The difference between a HPC machine and a PC is very high, but the difference between a fileServer and a normal workstation in a regular company is also not so small.
And I guess a lot of Administrators use RSE for administration (well, I would do so.)


I still think it would be an interesting extension not only for my specific need but also for regular use of RSE for administrate remote systems.

Comment 8 Martin Oberhuber CLA 2008-02-21 15:36:30 EST
Well, again, the crack of this will be that server A needs to authenticate properly against server B, without compromising security -- transmitting or storing passwords in plaintext should be avoided, just like storing certificates or private keys on the remote should be avoided.

Requiring the same subsystemType for source and target is a good start.

In the end, some of the client functionality needs to be put on the server, thus requiring a new (different) kind of transmission component. For SSH, for instance, rather than performing Java ChannelSftp.* API methods, the remote-to-remote transfer needs to issue scp or sftp commands in a remote shell. Not sure what the situation would be like for dstore.
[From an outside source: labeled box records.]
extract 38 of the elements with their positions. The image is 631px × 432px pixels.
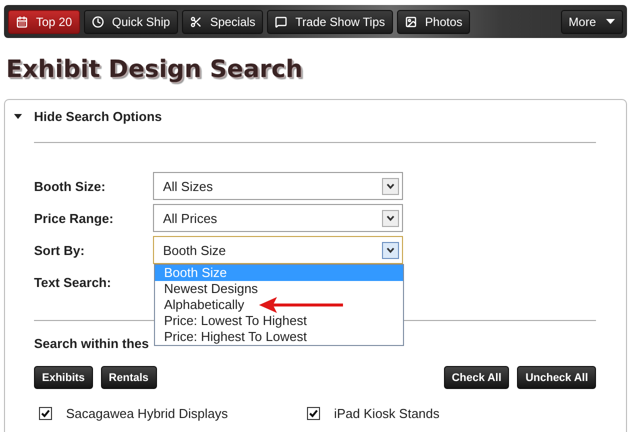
page-title: Exhibit Design Search bbox=[5, 54, 304, 84]
field-label: Text Search: bbox=[34, 274, 112, 290]
checkbox[interactable] bbox=[39, 407, 52, 420]
checkbox[interactable] bbox=[307, 407, 320, 420]
select-field[interactable]: All Sizes bbox=[153, 172, 403, 200]
filter-button[interactable]: Exhibits bbox=[34, 366, 93, 389]
caret-icon bbox=[606, 19, 615, 24]
dropdown-option[interactable]: Newest Designs bbox=[155, 281, 403, 297]
nav-tab[interactable]: Top 20 bbox=[8, 10, 80, 34]
action-button[interactable]: Uncheck All bbox=[517, 366, 596, 389]
field-label: Sort By: bbox=[34, 242, 86, 258]
select-field[interactable]: Booth Size bbox=[153, 236, 403, 264]
chat-icon bbox=[275, 16, 288, 28]
checkbox-label: iPad Kiosk Stands bbox=[334, 406, 440, 421]
checkbox-label: Sacagawea Hybrid Displays bbox=[66, 406, 228, 421]
nav-tab[interactable]: Quick Ship bbox=[84, 10, 178, 34]
field-label: Price Range: bbox=[34, 210, 114, 226]
chevron-down-icon bbox=[382, 210, 399, 226]
calendar-icon bbox=[16, 16, 28, 28]
dropdown-option[interactable]: Alphabetically bbox=[155, 297, 403, 313]
action-button[interactable]: Check All bbox=[444, 366, 510, 389]
select-field[interactable]: All Prices bbox=[153, 204, 403, 232]
chevron-down-icon bbox=[382, 242, 399, 258]
section-heading: Search within thes bbox=[34, 336, 149, 352]
filter-button[interactable]: Rentals bbox=[100, 366, 157, 389]
field-label: Booth Size: bbox=[34, 178, 106, 194]
more-button[interactable]: More bbox=[560, 10, 623, 34]
scissors-icon bbox=[190, 16, 202, 28]
dropdown-option[interactable]: Price: Lowest To Highest bbox=[155, 313, 403, 329]
nav-tab[interactable]: Specials bbox=[182, 10, 264, 34]
dropdown-option[interactable]: Price: Highest To Lowest bbox=[155, 329, 403, 345]
nav-tab[interactable]: Photos bbox=[397, 10, 470, 34]
clock-icon bbox=[92, 16, 104, 28]
nav-tab[interactable]: Trade Show Tips bbox=[267, 10, 394, 34]
toggle-options-link[interactable]: Hide Search Options bbox=[14, 108, 162, 124]
chevron-down-icon bbox=[382, 178, 399, 194]
image-icon bbox=[405, 16, 418, 28]
caret-icon bbox=[14, 114, 22, 118]
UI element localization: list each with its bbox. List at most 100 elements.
Let's see where we can get from here. Suggestions and contributions are welcome. Getting one sample implementation to work on one kind of subsystem might help us getting an idea of what API changes might be required.
Comment 9 Martin Oberhuber CLA 2008-02-21 15:42:49 EST
Actually, an FTP implementation might be interesting since I'm told that some FTP servers support server-to-server-copy by means of the standard protocol.
Comment 10 Christian Hohmann CLA 2008-02-25 06:43:05 EST
Hi,

I looked about the FTP protocol and the server-to-server copy there (FXP), especially how the authentication is done. I found out, that the server to server copy on ftp is realized as it follows:

* Client connects to target-server.
* Client sends PASV to target-server and gets back IP and Port for a Connection.
* Client connects to source-server.
* Client sends PORT (with received IP and Port of target-Server) to source-server.
* Client specifies with RETR on source-server the desired files to transfer.
* Client sends STOR to target-server to command it to accept the filetransfer.

The benefit is, that the ftp-servers don't need to care about authenticating each other, instead just react direct to the given orders of the already authenticated client. So the client only needs to log in on both servers as usual and send the commands. Obligate is, that both servers allow server-to-server copy, but this is obligate anyway to support this feature.
Comment 11 Martin Oberhuber CLA 2008-02-25 06:52:01 EST
Thanks Christian, this is interesting to learn. While FTP doesn't transfer encrypted data, I'd like to note that the scheme you have outlined would support safe encryption if the client sends a one-time-passphrase for server1 to encode  (with 3des for instance) and server2 to decode. So not even public key authentication would be needed.

This scheme wouldn't work for fixed protocols like SSH, but it would be interesting to consider it for dstore, for instance.

As I have mentioned before, my personal recommendation is to go with an FTP implementation first, where the protocol is already specified, such that we see what additional APIs are needed.

For FTP, encryption could be added with a "dstore supertransfer" kind of solution, where a shell connection on the source is used to first pack all the data into an encrypted ZIP, then transfer the data, then use a shell connection on the destination to unpack everything out of the encrypted ZIP.

NB: Requesting such "pluggable and encryptable supertranser" for any RSE connection that has both a files and a shell subsystem would be another interesting enhancement request.
Comment 12 Christian Hohmann CLA 2008-02-25 08:36:58 EST
> So not even public key authentication would be needed.

Yes, you are right. The feature should be realizeable by using the current authentication mechanism.

The additional encryption would be a nice feature for server-to-server communication and also for client-to-server communication. (Especially for FTP, that is unencrypted).